— Ce que tu ne te rappelles pas, c’est ce que je ne t’ai peut-être pas dit, car la causerie commence entre nous comme en toutes les occasions, tu le sais, et elle est presque toujours interrompue par un de ces petits événements domestiques qui, en coupant une pensée, un récit, une explication, peuvent détourner le sens de la vie. Je ne t’ai peut-être pas dit, mais j’ai voulu te dire que, par le fait que nous pouvons mettre un roman debout, dans lequel il y ait de la vraisemblance, on nous dit psychologues, alors qu’il n’en est rien. Ecoute-moi. Qu’est-ce qu’un psychologue ? C’est un monsieur qui sait ce qui se passe chez autrui. Eh bien, amène-moi autrui, n’importe qui, quelqu’un que je connais ou quelqu’un que je n’ai jamais vu ; je suis capable de t’établir, d’après des signes physiologiques comme se plaît à en énumérer Balzac, son pedigree et son caractère, te dire la situation qu’il occupe dans le monde et ce qu’il est dans son intimité, etc., etc. Je te parie que, me conformant à tous les beaux principes dits scientifiques, neuf fois sur dix je commets une erreur monstrueuse ! Et c’est là que je te dirai que l’innocent de village ou la tireuse de cartes, ou celui qui lit dans l’écriture, en savent plus que moi. Bon. Maintenant, si, après mûre réflexion, je me mets devant mon papier blanc, si je fais apparaître peu à peu aux yeux du lecteur un personnage, si je pousse celui-ci, cette figure sera souvent bien construite, elle aura toutes les apparences de la vérité observée ; on jurera l’avoir rencontrée, et il se peut que la justesse des remarques que j’accumule sur elle étonne. Alors on dira de moi : « C’est un psychologue. » Pas du tout ! Il faudra traduire très modestement cette parole louangeuse par ceci : « C’est un écrivain, intuitif ou observateur, qui a ramassé parmi les nombreux exemples d’humanité soumis à lui, ou qui a eu recours à un sens inné du vraisemblable, pour construire une poupée à qui il ne manque rien et qu’il rend intéressante parce qu’il est doué d’un certain talent. » Autrement dit : je n’ai pas deviné ce qu’il y avait dans tel individu donné ; j’ai construit moi-même un individu véridique. L’un et l’autre cas sont bien différents. Par exemple, tu es ma femme depuis quatre ans ; je vis constamment avec toi, je t’adore ; et, comme tu le disais fort bien tout à l’heure, je ne te connais pas. A côté de cela, j’ai écrit depuis quinze jours une petite histoire…
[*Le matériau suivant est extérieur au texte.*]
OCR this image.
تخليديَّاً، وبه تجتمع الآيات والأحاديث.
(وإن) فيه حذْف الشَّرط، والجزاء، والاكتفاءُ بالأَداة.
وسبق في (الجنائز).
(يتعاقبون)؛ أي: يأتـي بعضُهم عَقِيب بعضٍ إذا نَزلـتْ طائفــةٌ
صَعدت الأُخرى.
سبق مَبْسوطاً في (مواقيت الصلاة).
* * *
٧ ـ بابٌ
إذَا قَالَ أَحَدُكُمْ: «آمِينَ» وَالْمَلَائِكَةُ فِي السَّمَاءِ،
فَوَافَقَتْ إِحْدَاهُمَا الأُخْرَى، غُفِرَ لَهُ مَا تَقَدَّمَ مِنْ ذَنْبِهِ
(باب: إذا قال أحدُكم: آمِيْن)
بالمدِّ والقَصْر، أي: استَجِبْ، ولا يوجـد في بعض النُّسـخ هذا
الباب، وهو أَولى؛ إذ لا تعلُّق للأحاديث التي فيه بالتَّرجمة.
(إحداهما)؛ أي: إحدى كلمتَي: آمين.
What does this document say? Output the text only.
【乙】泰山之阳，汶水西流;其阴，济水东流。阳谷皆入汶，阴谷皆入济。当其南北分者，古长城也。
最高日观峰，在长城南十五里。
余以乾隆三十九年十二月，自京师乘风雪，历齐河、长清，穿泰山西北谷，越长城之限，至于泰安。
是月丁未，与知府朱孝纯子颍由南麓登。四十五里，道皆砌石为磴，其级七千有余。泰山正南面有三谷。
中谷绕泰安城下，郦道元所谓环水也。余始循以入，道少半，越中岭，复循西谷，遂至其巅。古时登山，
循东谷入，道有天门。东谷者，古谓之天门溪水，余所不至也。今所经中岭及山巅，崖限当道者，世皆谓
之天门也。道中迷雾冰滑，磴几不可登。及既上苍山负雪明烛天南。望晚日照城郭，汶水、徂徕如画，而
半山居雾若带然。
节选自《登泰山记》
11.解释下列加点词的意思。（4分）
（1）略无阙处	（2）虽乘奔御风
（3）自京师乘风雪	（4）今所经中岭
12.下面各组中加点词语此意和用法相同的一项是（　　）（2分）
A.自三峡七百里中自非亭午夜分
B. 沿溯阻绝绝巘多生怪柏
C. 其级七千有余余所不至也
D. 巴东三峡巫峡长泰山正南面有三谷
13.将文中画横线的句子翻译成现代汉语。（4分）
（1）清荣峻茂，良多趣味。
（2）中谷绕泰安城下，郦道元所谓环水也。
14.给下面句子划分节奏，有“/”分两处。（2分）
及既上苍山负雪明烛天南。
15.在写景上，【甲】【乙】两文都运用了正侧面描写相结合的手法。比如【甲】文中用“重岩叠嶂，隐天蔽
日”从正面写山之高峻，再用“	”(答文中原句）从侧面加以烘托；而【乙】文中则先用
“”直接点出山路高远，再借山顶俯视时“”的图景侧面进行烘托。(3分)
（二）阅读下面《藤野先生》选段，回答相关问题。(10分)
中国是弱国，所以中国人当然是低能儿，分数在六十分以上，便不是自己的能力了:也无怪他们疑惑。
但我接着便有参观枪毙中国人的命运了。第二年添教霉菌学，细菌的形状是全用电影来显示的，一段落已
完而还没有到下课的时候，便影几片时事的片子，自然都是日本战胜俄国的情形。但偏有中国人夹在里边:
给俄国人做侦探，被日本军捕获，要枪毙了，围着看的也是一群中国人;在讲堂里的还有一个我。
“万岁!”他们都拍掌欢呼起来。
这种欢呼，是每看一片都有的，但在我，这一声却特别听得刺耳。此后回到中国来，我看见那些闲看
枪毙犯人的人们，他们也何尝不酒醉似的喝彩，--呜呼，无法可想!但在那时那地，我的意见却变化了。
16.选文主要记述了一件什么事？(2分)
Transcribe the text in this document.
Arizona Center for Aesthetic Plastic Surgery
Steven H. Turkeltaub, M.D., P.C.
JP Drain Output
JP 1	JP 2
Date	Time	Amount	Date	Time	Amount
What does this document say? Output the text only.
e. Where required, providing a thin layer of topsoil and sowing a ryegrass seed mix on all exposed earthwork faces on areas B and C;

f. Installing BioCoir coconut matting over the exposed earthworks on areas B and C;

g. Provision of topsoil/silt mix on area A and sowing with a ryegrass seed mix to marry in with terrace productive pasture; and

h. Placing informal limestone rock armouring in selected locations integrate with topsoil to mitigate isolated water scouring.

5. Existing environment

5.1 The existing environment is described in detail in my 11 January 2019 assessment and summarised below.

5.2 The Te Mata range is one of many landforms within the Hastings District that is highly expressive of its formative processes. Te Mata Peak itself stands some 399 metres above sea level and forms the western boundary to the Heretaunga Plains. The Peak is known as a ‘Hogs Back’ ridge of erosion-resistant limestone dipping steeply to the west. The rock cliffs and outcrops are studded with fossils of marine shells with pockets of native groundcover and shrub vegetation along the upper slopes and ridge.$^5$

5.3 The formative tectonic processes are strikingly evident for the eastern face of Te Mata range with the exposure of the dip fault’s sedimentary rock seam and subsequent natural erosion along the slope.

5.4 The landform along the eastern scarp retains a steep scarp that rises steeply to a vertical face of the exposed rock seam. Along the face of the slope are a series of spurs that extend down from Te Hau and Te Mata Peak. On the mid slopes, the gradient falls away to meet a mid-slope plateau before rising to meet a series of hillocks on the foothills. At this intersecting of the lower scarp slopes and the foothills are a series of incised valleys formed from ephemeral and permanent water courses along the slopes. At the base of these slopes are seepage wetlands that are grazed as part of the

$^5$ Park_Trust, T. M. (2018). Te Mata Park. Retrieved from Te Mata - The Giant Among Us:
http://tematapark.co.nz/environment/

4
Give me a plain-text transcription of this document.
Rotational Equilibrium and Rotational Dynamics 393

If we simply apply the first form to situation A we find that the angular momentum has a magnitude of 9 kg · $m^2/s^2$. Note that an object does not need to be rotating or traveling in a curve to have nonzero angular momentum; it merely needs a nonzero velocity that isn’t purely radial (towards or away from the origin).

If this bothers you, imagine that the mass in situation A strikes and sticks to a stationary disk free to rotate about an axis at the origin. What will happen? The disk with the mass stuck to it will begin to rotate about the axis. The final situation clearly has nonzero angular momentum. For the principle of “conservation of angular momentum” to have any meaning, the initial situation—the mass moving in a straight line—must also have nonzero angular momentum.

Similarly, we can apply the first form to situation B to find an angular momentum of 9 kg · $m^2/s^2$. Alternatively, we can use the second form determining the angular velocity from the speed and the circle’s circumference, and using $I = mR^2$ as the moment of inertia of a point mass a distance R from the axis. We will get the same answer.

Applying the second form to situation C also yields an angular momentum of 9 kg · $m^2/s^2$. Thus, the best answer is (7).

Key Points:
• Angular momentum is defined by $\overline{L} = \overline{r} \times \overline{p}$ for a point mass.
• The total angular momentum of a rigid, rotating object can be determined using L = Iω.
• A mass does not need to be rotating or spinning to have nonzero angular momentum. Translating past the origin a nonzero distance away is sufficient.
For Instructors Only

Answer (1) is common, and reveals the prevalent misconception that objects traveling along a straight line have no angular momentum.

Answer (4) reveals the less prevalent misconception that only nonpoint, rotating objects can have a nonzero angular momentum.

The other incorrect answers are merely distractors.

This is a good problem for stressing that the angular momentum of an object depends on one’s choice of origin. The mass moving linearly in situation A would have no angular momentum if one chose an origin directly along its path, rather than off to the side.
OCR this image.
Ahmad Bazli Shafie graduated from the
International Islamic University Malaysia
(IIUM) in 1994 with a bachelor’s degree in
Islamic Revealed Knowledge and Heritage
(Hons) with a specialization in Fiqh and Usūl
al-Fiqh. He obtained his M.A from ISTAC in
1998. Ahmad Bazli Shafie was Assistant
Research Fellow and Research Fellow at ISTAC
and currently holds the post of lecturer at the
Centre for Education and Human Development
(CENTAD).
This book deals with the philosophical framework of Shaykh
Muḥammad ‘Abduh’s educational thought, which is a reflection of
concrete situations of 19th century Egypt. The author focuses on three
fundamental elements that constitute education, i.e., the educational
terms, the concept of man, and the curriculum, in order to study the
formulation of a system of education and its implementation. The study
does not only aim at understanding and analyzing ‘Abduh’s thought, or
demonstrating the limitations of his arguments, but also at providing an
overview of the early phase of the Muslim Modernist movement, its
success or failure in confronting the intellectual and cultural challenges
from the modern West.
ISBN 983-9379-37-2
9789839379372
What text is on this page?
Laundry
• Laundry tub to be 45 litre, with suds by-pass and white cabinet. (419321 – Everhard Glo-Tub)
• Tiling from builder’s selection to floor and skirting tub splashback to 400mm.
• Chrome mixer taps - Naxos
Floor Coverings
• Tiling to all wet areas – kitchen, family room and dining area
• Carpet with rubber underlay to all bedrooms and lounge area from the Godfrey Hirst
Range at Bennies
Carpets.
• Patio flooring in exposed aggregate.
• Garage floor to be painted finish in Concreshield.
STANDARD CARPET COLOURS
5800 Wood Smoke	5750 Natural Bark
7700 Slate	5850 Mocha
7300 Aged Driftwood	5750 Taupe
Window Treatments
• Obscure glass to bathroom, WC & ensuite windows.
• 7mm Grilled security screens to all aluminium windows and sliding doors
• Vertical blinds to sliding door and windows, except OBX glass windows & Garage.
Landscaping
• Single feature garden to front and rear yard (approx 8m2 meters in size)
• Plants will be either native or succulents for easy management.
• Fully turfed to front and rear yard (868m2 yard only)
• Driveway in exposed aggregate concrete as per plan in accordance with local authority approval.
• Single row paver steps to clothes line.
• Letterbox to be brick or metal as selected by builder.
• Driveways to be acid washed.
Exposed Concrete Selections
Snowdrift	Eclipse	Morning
— Tu as écrit une histoire dont tu ne m’as pas parlé !…
— Dont je te parlerai incessamment, et où il y a une dame que je n’ai ni vue ni connue, mais que je crois « un peu là ». C’est une femme, une vraie femme. Tout le monde la reconnaîtra.
— Qui est-ce ?
— Je te répète que je ne l’ai ni vue ni connue !
— Tu en connais que tu me caches !…
— Quelle plaisanterie ! Je te dis tout.
— Tout !… Tu me dis tout… Mais le reste ?
— Qui dit tout, dit qu’il ne reste rien.
— Il y a tout et tout. Tu sais parfaitement me parler de tout, et me cacher ce qu’il ne te plaît pas de m’en dire.